Мы имели баротир. Я возил по всему миру уникальный снимок пули, только наполовину зашедшей в электрическую лампочку, которая еще даже не успела развалиться. То есть у нас был аппарат, который делал миллионы кадров в секунду! Это не поддается человеческому воображению! Мы имели аэродинамическую лабораторию, где продували модели до 22 max — до 22 скоростей звука. Попробуй ее создать по новой! Да и преподаватели в Воронеж не поедут: 119 докторов, 1 академик, 539 кандидатов — такой был кадровый состав, когда я уходил из Жуковки. Ладно, это не по теме, просто крик души.

— А это будет по теме, если я спрошу вас о здоровье накануне юбилея? Колоссальные нагрузки молодости теперь не вылезают боком?

— Чувствую себя нормально. Я поступил в отряд космонавтов в 1967 году. Из нас действительно готовили атлетов: бежать мог хоть 10, хоть 20 километров. По 4 часа физкультуры каждый день. Дело в том, что мы особо не понимали, что нас ждет: а я ведь готовился к выходу в открытый космос. Но постепенно поняли, что атлетизм не так уж нужен — потом в космосе трудно сохранять мышечную массу.

Сейчас нагрузки не снизились, но некоторые “издевательства”, как я говорю, отменили: когда мы сидели по 10—15 суток в сурдокамере, где абсолютная тишина и отсутствие связи с внешним миром.

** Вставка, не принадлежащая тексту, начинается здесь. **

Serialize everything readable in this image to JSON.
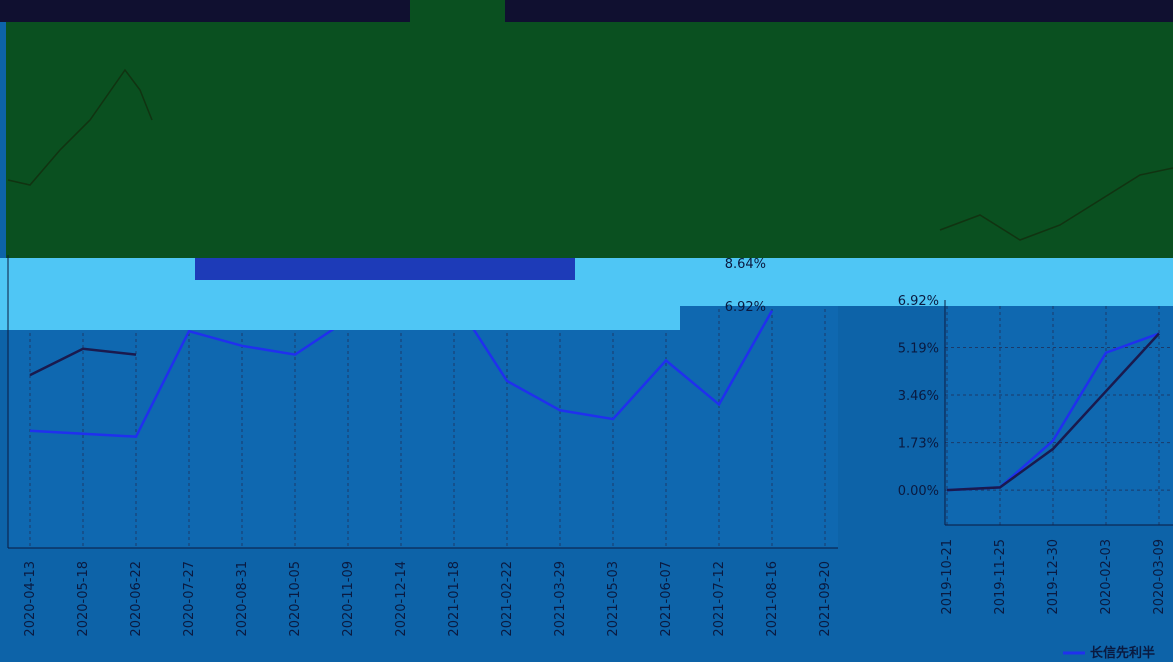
{
  "chart_data": [
    {
      "type": "line",
      "categories": [
        "2020-04-13",
        "2020-05-18",
        "2020-06-22",
        "2020-07-27",
        "2020-08-31",
        "2020-10-05",
        "2020-11-09",
        "2020-12-14",
        "2021-01-18",
        "2021-02-22",
        "2021-03-29",
        "2021-05-03",
        "2021-06-07",
        "2021-07-12",
        "2021-08-16",
        "2021-09-20"
      ],
      "series": [
        {
          "color": "#1a1a4e",
          "values": [
            5.9,
            6.8,
            6.6,
            null,
            null,
            null,
            null,
            null,
            null,
            null,
            null,
            null,
            null,
            null,
            null,
            null
          ]
        },
        {
          "color": "#2030ee",
          "values": [
            4.0,
            3.9,
            3.8,
            7.4,
            6.9,
            6.6,
            7.8,
            8.5,
            8.5,
            5.7,
            4.7,
            4.4,
            6.4,
            4.9,
            8.1,
            null
          ]
        }
      ],
      "ylim": [
        0,
        10
      ],
      "overlay_labels": [
        "8.64%",
        "6.92%"
      ],
      "grid": true
    },
    {
      "type": "line",
      "categories": [
        "2019-10-21",
        "2019-11-25",
        "2019-12-30",
        "2020-02-03",
        "2020-03-09"
      ],
      "series": [
        {
          "name": "长信先利半",
          "color": "#2030ee",
          "values": [
            0.0,
            0.1,
            1.8,
            5.0,
            5.7
          ]
        },
        {
          "color": "#1a1a4e",
          "values": [
            0.0,
            0.1,
            1.5,
            3.6,
            5.7
          ]
        }
      ],
      "ylim": [
        -1.27,
        6.92
      ],
      "yticks": [
        {
          "value": 0,
          "label": "0.00%"
        },
        {
          "value": 1.73,
          "label": "1.73%"
        },
        {
          "value": 3.46,
          "label": "3.46%"
        },
        {
          "value": 5.19,
          "label": "5.19%"
        },
        {
          "value": 6.92,
          "label": "6.92%"
        }
      ],
      "grid": true
    }
  ]
}
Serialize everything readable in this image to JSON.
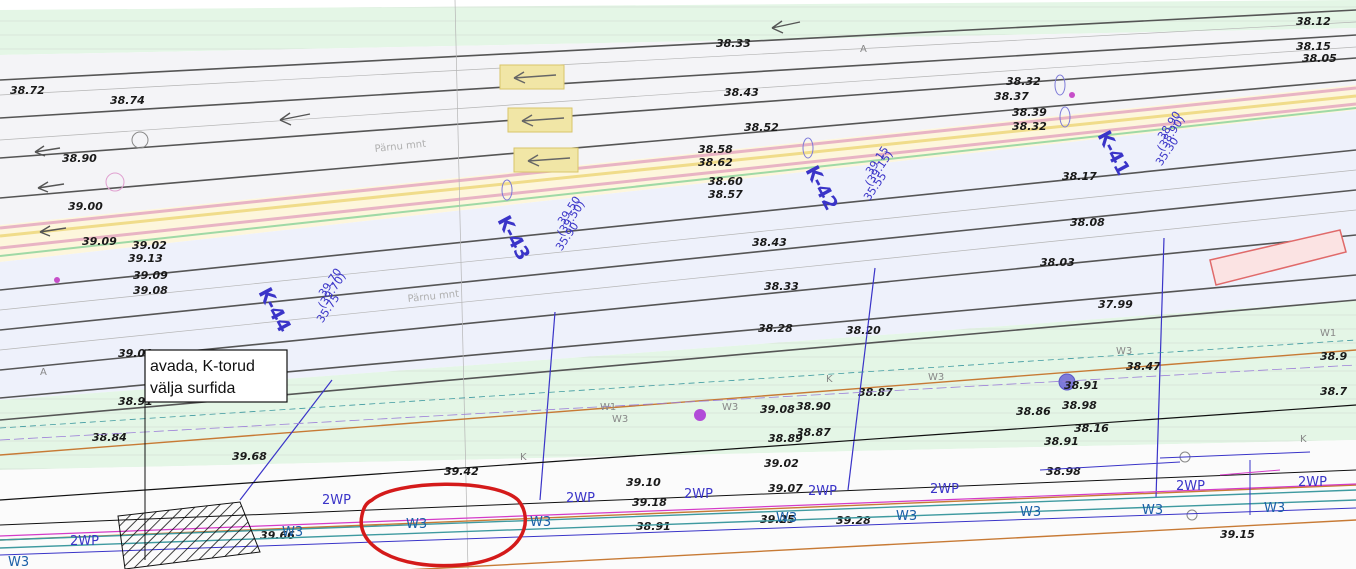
{
  "colors": {
    "background": "#ffffff",
    "green_zone": "#e4f6e6",
    "road_band": "#f3f3f6",
    "road_lines": "#4a4a4a",
    "curb_pink": "#f0c8d0",
    "curb_yellow": "#f4e7a8",
    "annotation_blue": "#3a34c8",
    "pipe_teal": "#3f9aa0",
    "pipe_magenta": "#d43bc8",
    "highlight_red": "#d41a1a",
    "cable_brown": "#c77a35"
  },
  "road_labels": [
    {
      "text": "Pärnu mnt",
      "id": "road-label-upper"
    },
    {
      "text": "Pärnu mnt",
      "id": "road-label-lower"
    }
  ],
  "lane_marker": "A",
  "area_letter": "A",
  "elevations": [
    "38.72",
    "38.74",
    "38.90",
    "39.00",
    "39.09",
    "39.02",
    "39.13",
    "39.09",
    "39.08",
    "39.00",
    "38.91",
    "38.84",
    "38.33",
    "38.43",
    "38.52",
    "38.58",
    "38.62",
    "38.60",
    "38.57",
    "38.43",
    "38.33",
    "38.28",
    "38.20",
    "38.32",
    "38.37",
    "38.39",
    "38.32",
    "38.17",
    "38.08",
    "38.03",
    "37.99",
    "38.47",
    "38.91",
    "38.87",
    "38.86",
    "38.16",
    "38.91",
    "38.98",
    "39.08",
    "38.90",
    "38.89",
    "38.87",
    "39.02",
    "39.07",
    "39.10",
    "39.18",
    "39.28",
    "39.25",
    "38.98",
    "39.42",
    "39.68",
    "39.66",
    "38.91",
    "39.15",
    "38.12",
    "38.15",
    "38.05",
    "38.9",
    "38.7"
  ],
  "manholes": [
    {
      "id": "K-44",
      "values": [
        "39.70",
        "(39.70)",
        "35.75"
      ]
    },
    {
      "id": "K-43",
      "values": [
        "39.50",
        "(39.50)",
        "35.90"
      ]
    },
    {
      "id": "K-42",
      "values": [
        "39.15",
        "(39.15)",
        "35.55"
      ]
    },
    {
      "id": "K-41",
      "values": [
        "38.90",
        "(38.90)",
        "35.30"
      ]
    }
  ],
  "note": {
    "line1": "avada, K-torud",
    "line2": "välja surfida"
  },
  "pipe_tags": [
    "2WP",
    "2WP",
    "2WP",
    "2WP",
    "2WP",
    "2WP",
    "2WP",
    "2WP"
  ],
  "pipe_labels": [
    "W3",
    "W3",
    "W3",
    "W3",
    "W3",
    "W3",
    "W3",
    "W3",
    "W3"
  ],
  "utility_tags": [
    "W3",
    "W3",
    "W3",
    "W3",
    "W1",
    "W1",
    "K",
    "K",
    "K"
  ],
  "highlight": {
    "shape": "ellipse",
    "color": "red"
  }
}
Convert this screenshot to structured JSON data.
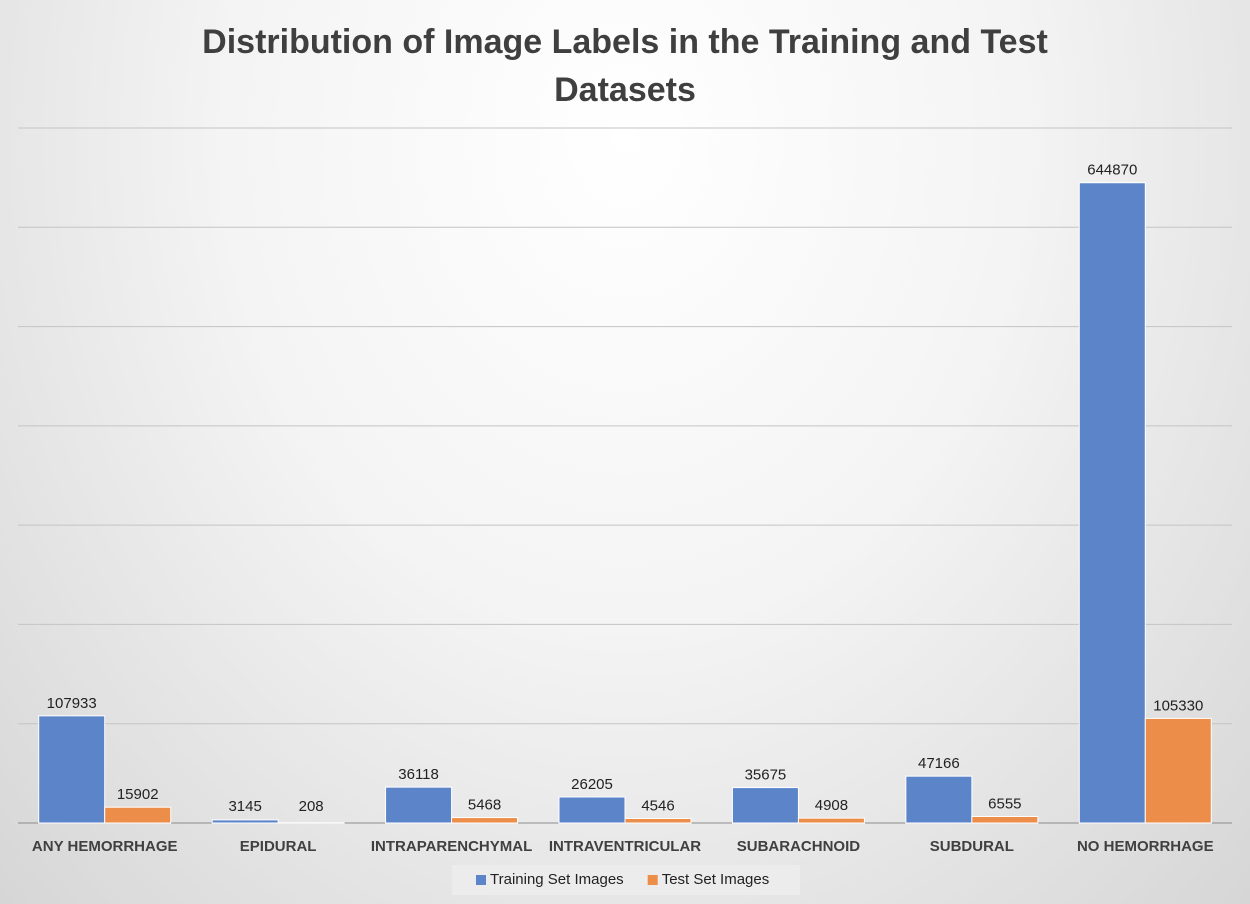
{
  "chart_data": {
    "type": "bar",
    "title": "Distribution of Image Labels in the Training and Test Datasets",
    "categories": [
      "ANY HEMORRHAGE",
      "EPIDURAL",
      "INTRAPARENCHYMAL",
      "INTRAVENTRICULAR",
      "SUBARACHNOID",
      "SUBDURAL",
      "NO HEMORRHAGE"
    ],
    "series": [
      {
        "name": "Training Set Images",
        "color": "#5b84c9",
        "values": [
          107933,
          3145,
          36118,
          26205,
          35675,
          47166,
          644870
        ]
      },
      {
        "name": "Test Set Images",
        "color": "#ec8d4a",
        "values": [
          15902,
          208,
          5468,
          4546,
          4908,
          6555,
          105330
        ]
      }
    ],
    "ylim": [
      0,
      700000
    ],
    "yticks": [
      0,
      100000,
      200000,
      300000,
      400000,
      500000,
      600000,
      700000
    ],
    "grid": true,
    "legend": "bottom"
  }
}
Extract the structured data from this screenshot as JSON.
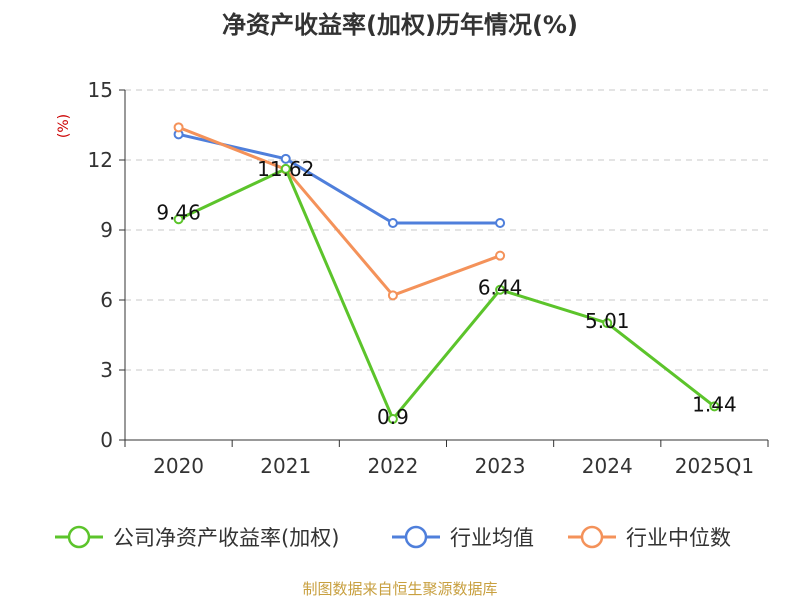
{
  "chart_data": {
    "type": "line",
    "title": "净资产收益率(加权)历年情况(%)",
    "ylabel": "(%)",
    "categories": [
      "2020",
      "2021",
      "2022",
      "2023",
      "2024",
      "2025Q1"
    ],
    "yticks": [
      "0",
      "3",
      "6",
      "9",
      "12",
      "15"
    ],
    "ylim": [
      0,
      15
    ],
    "grid": true,
    "legend_position": "bottom",
    "series": [
      {
        "name": "公司净资产收益率(加权)",
        "color": "#5cc42b",
        "values": [
          9.46,
          11.62,
          0.9,
          6.44,
          5.01,
          1.44
        ],
        "labels": [
          "9.46",
          "11.62",
          "0.9",
          "6.44",
          "5.01",
          "1.44"
        ]
      },
      {
        "name": "行业均值",
        "color": "#4f7fdb",
        "values": [
          13.1,
          12.05,
          9.3,
          9.3,
          null,
          null
        ]
      },
      {
        "name": "行业中位数",
        "color": "#f4925a",
        "values": [
          13.4,
          11.6,
          6.2,
          7.9,
          null,
          null
        ]
      }
    ]
  },
  "source": "制图数据来自恒生聚源数据库"
}
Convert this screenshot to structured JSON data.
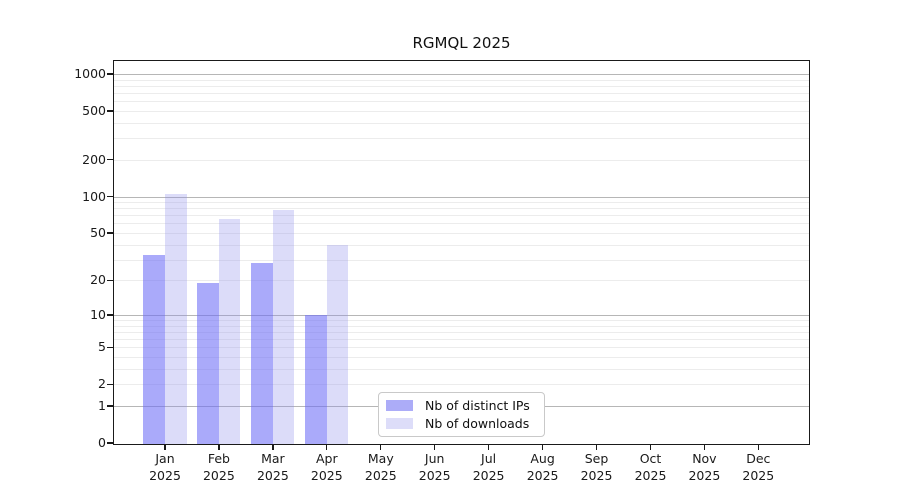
{
  "title": "RGMQL 2025",
  "colors": {
    "ips_bar": "rgba(108,108,246,0.58)",
    "downloads_bar": "rgba(138,138,235,0.30)",
    "ips_swatch": "#acacf8",
    "downloads_swatch": "#ddddf9",
    "grid_major": "#b6b6b6",
    "grid_minor": "#ececec",
    "axis": "#1a1a1a"
  },
  "legend": {
    "items": [
      {
        "label": "Nb of distinct IPs",
        "series": "ips"
      },
      {
        "label": "Nb of downloads",
        "series": "downloads"
      }
    ]
  },
  "y_axis": {
    "tick_labels": [
      "0",
      "1",
      "2",
      "5",
      "10",
      "20",
      "50",
      "100",
      "200",
      "500",
      "1000"
    ],
    "tick_values": [
      0,
      1,
      2,
      5,
      10,
      20,
      50,
      100,
      200,
      500,
      1000
    ],
    "major_gridlines": [
      1,
      10,
      100,
      1000
    ],
    "minor_gridlines": [
      2,
      3,
      4,
      5,
      6,
      7,
      8,
      9,
      20,
      30,
      40,
      50,
      60,
      70,
      80,
      90,
      200,
      300,
      400,
      500,
      600,
      700,
      800,
      900
    ]
  },
  "x_axis": {
    "months": [
      "Jan",
      "Feb",
      "Mar",
      "Apr",
      "May",
      "Jun",
      "Jul",
      "Aug",
      "Sep",
      "Oct",
      "Nov",
      "Dec"
    ],
    "year": "2025"
  },
  "chart_data": {
    "type": "bar",
    "categories": [
      "Jan 2025",
      "Feb 2025",
      "Mar 2025",
      "Apr 2025",
      "May 2025",
      "Jun 2025",
      "Jul 2025",
      "Aug 2025",
      "Sep 2025",
      "Oct 2025",
      "Nov 2025",
      "Dec 2025"
    ],
    "series": [
      {
        "name": "Nb of distinct IPs",
        "values": [
          33,
          19,
          28,
          10,
          null,
          null,
          null,
          null,
          null,
          null,
          null,
          null
        ]
      },
      {
        "name": "Nb of downloads",
        "values": [
          105,
          65,
          77,
          40,
          null,
          null,
          null,
          null,
          null,
          null,
          null,
          null
        ]
      }
    ],
    "title": "RGMQL 2025",
    "xlabel": "",
    "ylabel": "",
    "yscale": "log1p",
    "y_ticks": [
      0,
      1,
      2,
      5,
      10,
      20,
      50,
      100,
      200,
      500,
      1000
    ],
    "ylim": [
      0,
      1280
    ],
    "grid": true,
    "legend_position": "lower center"
  }
}
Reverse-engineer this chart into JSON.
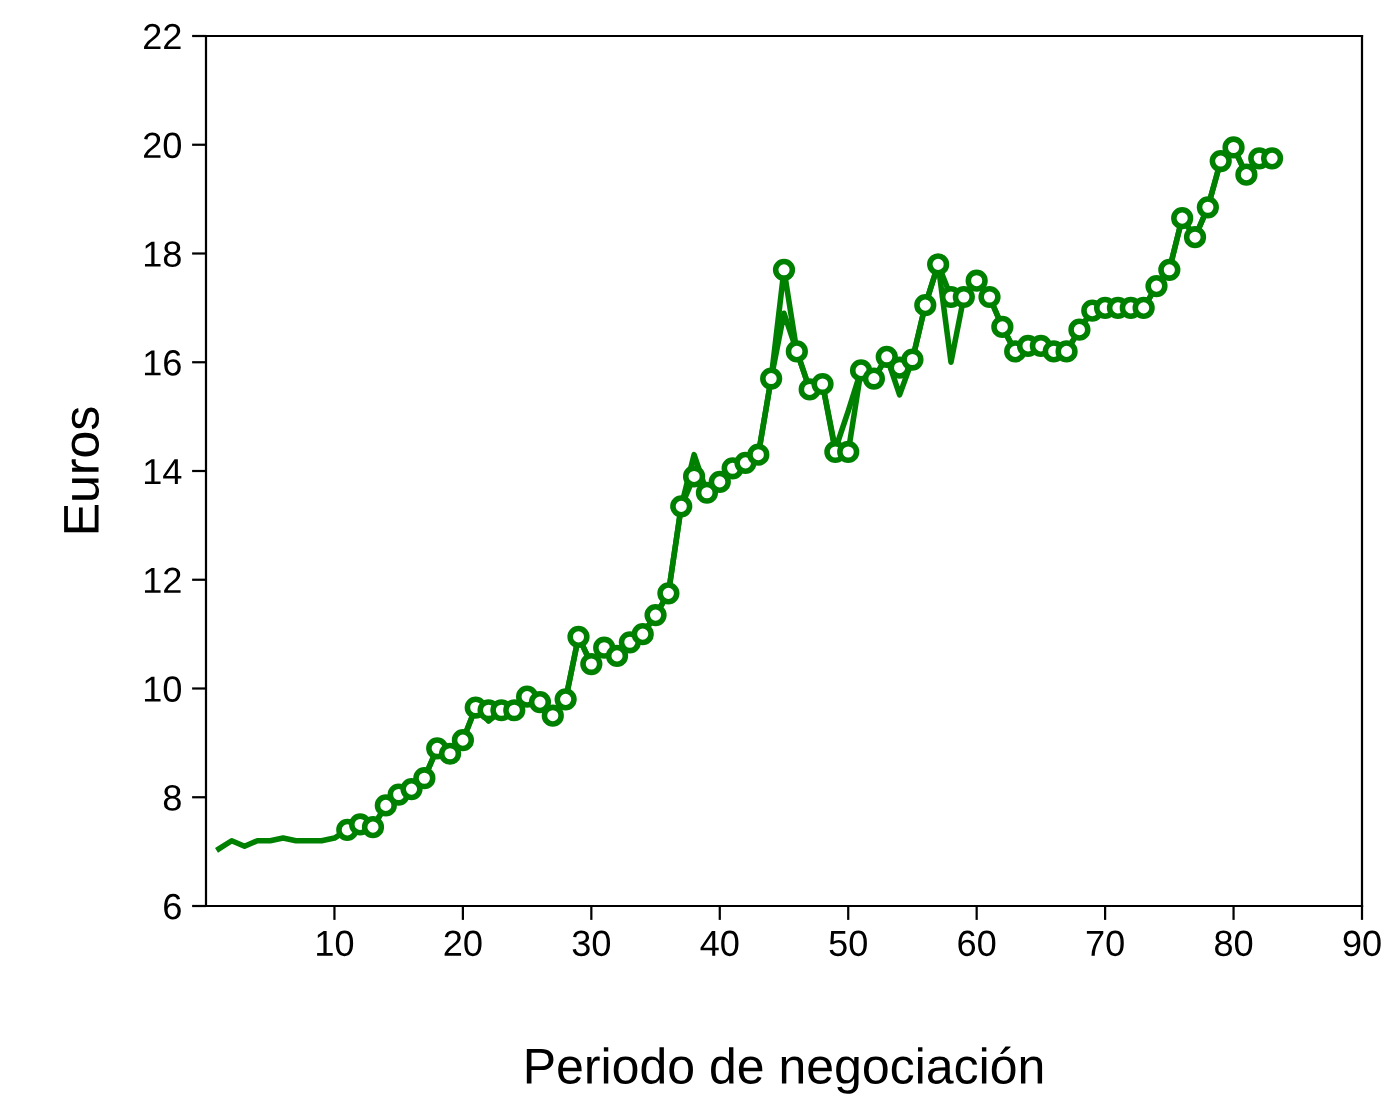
{
  "chart_data": {
    "type": "line",
    "xlabel": "Periodo de negociación",
    "ylabel": "Euros",
    "xlim": [
      0,
      90
    ],
    "xticks": [
      10,
      20,
      30,
      40,
      50,
      60,
      70,
      80,
      90
    ],
    "ylim": [
      6,
      22
    ],
    "yticks": [
      6,
      8,
      10,
      12,
      14,
      16,
      18,
      20,
      22
    ],
    "grid": false,
    "legend": false,
    "series": [
      {
        "color": "#008000",
        "marker": "circle",
        "x": [
          11,
          12,
          13,
          14,
          15,
          16,
          17,
          18,
          19,
          20,
          21,
          22,
          23,
          24,
          25,
          26,
          27,
          28,
          29,
          30,
          31,
          32,
          33,
          34,
          35,
          36,
          37,
          38,
          39,
          40,
          41,
          42,
          43,
          44,
          45,
          46,
          47,
          48,
          49,
          50,
          51,
          52,
          53,
          54,
          55,
          56,
          57,
          58,
          59,
          60,
          61,
          62,
          63,
          64,
          65,
          66,
          67,
          68,
          69,
          70,
          71,
          72,
          73,
          74,
          75,
          76,
          77,
          78,
          79,
          80,
          81,
          82,
          83
        ],
        "values": [
          7.4,
          7.5,
          7.45,
          7.85,
          8.05,
          8.15,
          8.35,
          8.9,
          8.8,
          9.05,
          9.65,
          9.6,
          9.6,
          9.6,
          9.85,
          9.75,
          9.5,
          9.8,
          10.95,
          10.45,
          10.75,
          10.6,
          10.85,
          11.0,
          11.35,
          11.75,
          13.35,
          13.9,
          13.6,
          13.8,
          14.05,
          14.15,
          14.3,
          15.7,
          17.7,
          16.2,
          15.5,
          15.6,
          14.35,
          14.35,
          15.85,
          15.7,
          16.1,
          15.9,
          16.05,
          17.05,
          17.8,
          17.2,
          17.2,
          17.5,
          17.2,
          16.65,
          16.2,
          16.3,
          16.3,
          16.2,
          16.2,
          16.6,
          16.95,
          17.0,
          17.0,
          17.0,
          17.0,
          17.4,
          17.7,
          18.65,
          18.3,
          18.85,
          19.7,
          19.95,
          19.45,
          19.75,
          19.75
        ]
      },
      {
        "color": "#008000",
        "marker": "none",
        "x": [
          1,
          2,
          3,
          4,
          5,
          6,
          7,
          8,
          9,
          10,
          11,
          12,
          13,
          14,
          15,
          16,
          17,
          18,
          19,
          20,
          21,
          22,
          23,
          24,
          25,
          26,
          27,
          28,
          29,
          30,
          31,
          32,
          33,
          34,
          35,
          36,
          37,
          38,
          39,
          40,
          41,
          42,
          43,
          44,
          45,
          46,
          47,
          48,
          49,
          50,
          51,
          52,
          53,
          54,
          55,
          56,
          57,
          58,
          59,
          60,
          61,
          62,
          63,
          64,
          65,
          66,
          67,
          68,
          69,
          70,
          71,
          72,
          73,
          74,
          75,
          76,
          77,
          78,
          79,
          80,
          81,
          82,
          83
        ],
        "values": [
          7.05,
          7.2,
          7.1,
          7.2,
          7.2,
          7.25,
          7.2,
          7.2,
          7.2,
          7.25,
          7.4,
          7.5,
          7.45,
          7.85,
          8.05,
          8.15,
          8.35,
          8.9,
          8.8,
          9.05,
          9.65,
          9.4,
          9.6,
          9.6,
          9.85,
          9.75,
          9.5,
          9.8,
          10.95,
          10.45,
          10.75,
          10.6,
          10.85,
          11.0,
          11.35,
          11.75,
          13.35,
          14.3,
          13.6,
          13.8,
          14.05,
          14.15,
          14.3,
          15.7,
          16.9,
          16.2,
          15.5,
          15.6,
          14.4,
          15.1,
          15.85,
          15.7,
          16.1,
          15.4,
          16.05,
          17.05,
          17.8,
          16.0,
          17.2,
          17.5,
          17.2,
          16.65,
          16.2,
          16.3,
          16.3,
          16.2,
          16.2,
          16.6,
          16.95,
          17.0,
          17.0,
          17.0,
          17.0,
          17.4,
          17.7,
          18.65,
          18.3,
          18.85,
          19.7,
          19.95,
          19.45,
          19.75,
          19.75
        ]
      }
    ]
  }
}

Пришли к выводу, что ничего она не дает. А пару человек и не прошли ее, у них были галлюцинации. И все космонавты так были этим запуганы...

Однажды, уже в космосе на станции, мой напарник Саша Иванченков включил “Белое солнце пустыни”. А видеомагнитофон — гибрид продукции японского и львовского заводов: сначала 2—3 минуты на экране снег, и лишь потом изображение. Я в отсеке занимаюсь физкультурой и вдруг на всю станцию слышу: “Здорово, отцы!” Я замер. Думаю: попался! Надо брать дневник и записывать: 16.52 — начались слуховые галлюцинации. “Давно тут сидим?” — опять раздается голос ниоткуда. И главное — по “теме”! Вот оно, думаю, что значит 100-е сутки на орбите... Выглянул — у Иванченкова тоже испарина под носом. Значит, групповые галлюцинации! И только когда, наконец, на экране появился красноармеец Сухов, который беседует с аксакалами, сидящими на ящиках с динамитом, мы улыбнулись, выдохнули спокойно. А в первые мгновения, представьте себе, оба восприняли голос артиста как галлюцинации.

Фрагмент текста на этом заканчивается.